Me gusta imaginar los domingos por la mañana que estoy en El Rastro de Madrid. A veces no tengo que imaginarlo, hay tantos trastos en casa que si me pongo a rebuscar me puede pasar como en El Rastro: que encuentro una primera edición de Galdós, un astrolabio, un catalejo, una moneda del imperio romano o una navaja multiusos. Una vez, en mis tiempos madrileños, encontré en El Rastro un recetario de cocina de 1880. Me lo llevé emocionado a casa. Traté de cocinar una de las recetas pero acabé comiendo en el bar de abajo con la vitrocerámica hecha un Cristo.

Después del Rastro hay que tomarse un vermú, antes solo había vermú en Madrid. Antes muy antes. O a mí me lo parecía. Ahora hay en todos los sitios. Buenos, caseros, industriales, cabezones, aromáticos o aceitunados como si fueran un martini. El Rastro tiene multitud de hijos por toda España: los rastrillos. Los mercadillos también. En La Malagueta, en Coín, en Elviria, etc. por citar varios de la provincia malacitana, ponen unos de productos ecológicos. Remarcan mucho lo de ecológicos, yo no sé si en el resto de mercados serán productos radioactivos. Es todo un pasatiempo enriquecedor, aunque te cueste el dinero, paradójicamente, explorar pepinos, sopesar calabaciones, catar almendras, acariciar peras, con perdón, comprar naranjas, contar aceitunas y extasiarse con pimientos brillantísimos. A veces me hinco un ramo de uvas in situ. Racimo es una palabra que nació para la uva.

La enumeración de productos no la vamos a continuar dado que es hora de condumio y se nos puede exacerbar el hambre y ya sabemos por los bohemios y el malditismo que escribir con hambre conduce a poco, resulta escasamente lucrativo y no te granjea posteridad. El recetario de 1880 lo tiré un día que estaba haciendo limpieza en la biblioteca.

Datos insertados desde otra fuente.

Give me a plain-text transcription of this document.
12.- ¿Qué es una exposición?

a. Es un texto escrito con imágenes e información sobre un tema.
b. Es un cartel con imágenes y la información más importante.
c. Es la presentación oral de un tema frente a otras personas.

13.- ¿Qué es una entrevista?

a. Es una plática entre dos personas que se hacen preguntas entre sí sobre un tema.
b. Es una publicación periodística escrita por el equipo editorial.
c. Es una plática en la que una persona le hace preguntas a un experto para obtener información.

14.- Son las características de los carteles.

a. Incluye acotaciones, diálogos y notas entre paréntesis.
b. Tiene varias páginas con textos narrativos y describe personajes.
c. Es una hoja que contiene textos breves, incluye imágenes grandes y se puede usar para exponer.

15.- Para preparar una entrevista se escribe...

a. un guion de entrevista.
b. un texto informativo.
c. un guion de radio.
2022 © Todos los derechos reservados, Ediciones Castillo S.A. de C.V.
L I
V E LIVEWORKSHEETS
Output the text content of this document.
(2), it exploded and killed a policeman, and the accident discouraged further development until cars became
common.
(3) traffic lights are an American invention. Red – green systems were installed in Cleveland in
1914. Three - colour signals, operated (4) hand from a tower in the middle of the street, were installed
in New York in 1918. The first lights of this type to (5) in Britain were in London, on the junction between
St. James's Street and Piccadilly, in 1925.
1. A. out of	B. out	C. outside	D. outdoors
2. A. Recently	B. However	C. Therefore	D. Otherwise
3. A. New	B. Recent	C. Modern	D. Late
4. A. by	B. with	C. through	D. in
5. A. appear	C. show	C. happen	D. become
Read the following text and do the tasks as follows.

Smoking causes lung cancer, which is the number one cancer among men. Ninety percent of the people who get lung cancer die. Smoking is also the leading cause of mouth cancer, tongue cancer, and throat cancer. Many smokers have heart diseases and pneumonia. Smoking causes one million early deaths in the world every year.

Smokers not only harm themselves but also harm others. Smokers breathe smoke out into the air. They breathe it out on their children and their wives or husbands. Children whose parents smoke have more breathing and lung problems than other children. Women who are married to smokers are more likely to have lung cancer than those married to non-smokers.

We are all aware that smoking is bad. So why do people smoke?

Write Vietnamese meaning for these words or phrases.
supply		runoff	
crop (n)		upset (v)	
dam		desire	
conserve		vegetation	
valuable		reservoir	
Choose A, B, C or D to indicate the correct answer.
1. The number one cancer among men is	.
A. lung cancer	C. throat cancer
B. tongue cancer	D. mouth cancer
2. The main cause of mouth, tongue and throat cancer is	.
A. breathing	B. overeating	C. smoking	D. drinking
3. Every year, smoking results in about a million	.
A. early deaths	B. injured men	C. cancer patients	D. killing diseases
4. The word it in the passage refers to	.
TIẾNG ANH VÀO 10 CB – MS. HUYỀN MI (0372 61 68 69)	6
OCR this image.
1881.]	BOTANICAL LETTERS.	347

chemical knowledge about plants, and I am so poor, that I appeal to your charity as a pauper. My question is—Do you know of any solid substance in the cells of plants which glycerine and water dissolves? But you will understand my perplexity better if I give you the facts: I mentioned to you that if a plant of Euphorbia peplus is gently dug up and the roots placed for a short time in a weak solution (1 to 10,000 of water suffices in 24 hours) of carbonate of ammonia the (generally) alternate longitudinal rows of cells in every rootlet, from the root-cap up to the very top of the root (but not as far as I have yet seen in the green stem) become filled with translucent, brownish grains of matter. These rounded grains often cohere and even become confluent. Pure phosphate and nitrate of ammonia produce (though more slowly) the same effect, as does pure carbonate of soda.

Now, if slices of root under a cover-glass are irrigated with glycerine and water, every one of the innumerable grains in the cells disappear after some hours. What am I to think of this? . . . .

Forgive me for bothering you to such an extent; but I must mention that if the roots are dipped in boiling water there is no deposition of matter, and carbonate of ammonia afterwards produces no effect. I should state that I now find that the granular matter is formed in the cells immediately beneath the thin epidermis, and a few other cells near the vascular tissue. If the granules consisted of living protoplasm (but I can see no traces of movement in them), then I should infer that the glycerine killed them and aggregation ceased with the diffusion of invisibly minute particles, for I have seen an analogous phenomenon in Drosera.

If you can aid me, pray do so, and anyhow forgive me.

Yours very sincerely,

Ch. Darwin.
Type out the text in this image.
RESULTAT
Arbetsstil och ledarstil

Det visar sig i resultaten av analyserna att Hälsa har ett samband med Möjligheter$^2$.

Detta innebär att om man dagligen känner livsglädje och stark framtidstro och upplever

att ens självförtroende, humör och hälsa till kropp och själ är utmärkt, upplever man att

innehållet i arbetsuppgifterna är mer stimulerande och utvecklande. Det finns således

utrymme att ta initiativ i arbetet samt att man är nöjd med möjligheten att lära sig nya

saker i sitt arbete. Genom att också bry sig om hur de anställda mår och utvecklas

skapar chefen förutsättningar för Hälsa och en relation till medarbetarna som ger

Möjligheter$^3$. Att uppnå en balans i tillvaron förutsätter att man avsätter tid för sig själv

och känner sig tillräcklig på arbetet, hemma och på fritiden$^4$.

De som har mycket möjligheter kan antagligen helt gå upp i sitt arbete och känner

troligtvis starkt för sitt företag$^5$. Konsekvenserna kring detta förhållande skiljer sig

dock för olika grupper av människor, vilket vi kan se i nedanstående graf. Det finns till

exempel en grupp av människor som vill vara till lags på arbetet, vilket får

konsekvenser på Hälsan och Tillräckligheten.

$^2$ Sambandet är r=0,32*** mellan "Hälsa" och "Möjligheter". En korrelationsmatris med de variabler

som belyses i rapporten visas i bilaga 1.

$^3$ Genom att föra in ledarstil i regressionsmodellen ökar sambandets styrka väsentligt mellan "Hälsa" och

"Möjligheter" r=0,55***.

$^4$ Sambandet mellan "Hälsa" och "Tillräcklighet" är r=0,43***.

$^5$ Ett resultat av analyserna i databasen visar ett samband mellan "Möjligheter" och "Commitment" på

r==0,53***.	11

Yo no tiro los libros a la piscina como hacía Umbral ni los quemo como Carvalho, el personaje de Vázquez Montalban. Yo los cambio de sitio para hacer una montaña con los que quiero regalar para deshacerme de ellos. Luego pasa una semana, pasa un mes, la montaña sigue ahí, la miro, cojo un libro y lo salvo, luego al día siguiente cojo otro y también lo indulto. Al final, la montaña ya es montañita y su cúspide ha vuelto a los anaqueles o estanterías. Cuando tengo hambre de lecturas culinarias leo 'La casa de Lúculo', de Julio Camba o los artículos de Néstor Luján sobre Francia; el 'Comimos y bebimos' de Ignacio Peyró; 'De la caña al plato. Espeto', de Jesús Moreno y Manuel Pérez y por supuesto las '1080 recetas de cocina', de Simone Ortega, dado a imprenta en 1972 y que ha vendido tres millones de ejemplares. Si no sabe freír un huevo frito, compre el libro y lea la receta llamada huevo frito. Claro que quizás usted será más de ver un tutorial en youtube, aunque sí ha llegado a esta altura del artículo tal vez no puede usted ser tildada o tildado de poco amante de la paciente lectura. Yo usé el youtube para aprender a hacerme el nudo de la corbata, y mira que mi padre intentó que aprendiera. Nada. Igual que los cordones de los zapatos. Pero no sé yo si esta confesión de mi torpeza conduce a algo o es producto de cierta embriaguez. Literaria, de tanto hablar de libros. Pero de un buen huevo frito, ni rastro.